BY ALEJANDRA O’CONNELL-DOMENECH | Now there is a way to explore thousands of Downtown buildings online.
Earlier this year, the Greenwich Village Society of Historical Preservation launched East Village Building Blocks, a series of “virtual tours” of more than 2,200 buildings. Visitors to the Web site can either search for a specific building or explore one of the themed “tours.”
All the buildings include historical information, like construction date and architect, along with photos. The comments sections are open, so that visitors can share anecdotes, impressions or history not mentioned in the descriptions.
“We hope that this is a living, breathing, continuingly growing tool,” said Harry Bubbins, G.V.S.H.P. East Village and special projects director.
The newest addition to the online tool went live last month. “Guided Tour: The Squats of the East Village,” which lists 11 squatter-occupied buildings that were given to the nonprofit Urban Homesteading Assistance Board for $1 apiece by the city in 2002. The squatters for years had fought with the city for rights to the homes they had invested money and time in restoring and maintaining.
Eventually, after the buildings were formally renovated and “brought up to code” — in terms of having regulation eletrical wiring and so forth — the former squatters, now redubbed homesteaders, were able to purchase their units at a very low cost.
The G.V.S.H.P. East Village Building Blocks entry on 209-211 E. Seventh St. includes a description of some of its squatter residents:
“The well-known squatter organizer and community electrician Michael Shenker lived here,” it notes. “After repeatedly connecting formerly abandoned newly squatted buildings to electricity via the street system, it is reported that Con Ed left a note in a manhole asking ‘Mr.

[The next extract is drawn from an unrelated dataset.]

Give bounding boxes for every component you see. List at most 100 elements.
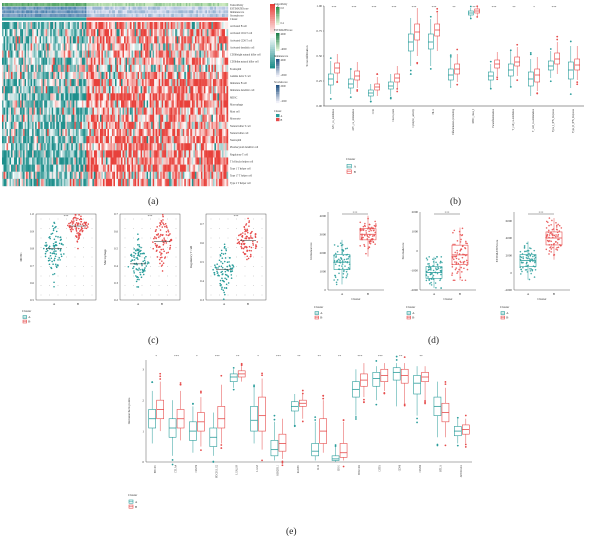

Shenker’ to please stop it. The well known graphic artist Fly also lives here. One resident, a local yoga/Asana instructor, installed a Japanese-style soaking bathtub. The Lower East Side Ecology Center operates a compost drop off in the community garden next door.”
Bill Di Paola, the director of the Museum of Reclaimed Urban Space a.k.a. MoRUS, said the online tool is a valuable resource in showing this chapter in the struggle for urban sustainability.
“We hope that people will be empowered by grassroots movements, so that they can make their own positive, sustainable history,” he said.
The launch of the online tool coincided with the release of a report, “A History of the East Village and Its Architecture,” by architectural historian Francis Morrone. Both the report and the virtual tour of East Village buildings are meant to draw attention to the rich architectural and cultural history of the neighborhood.
“We hope that it will enliven people to want to engage in preserving that history,” Bubbins said.
According to Bubbins, G.V.S.H.P. will start leading walking tours of the squatter buildings next fall.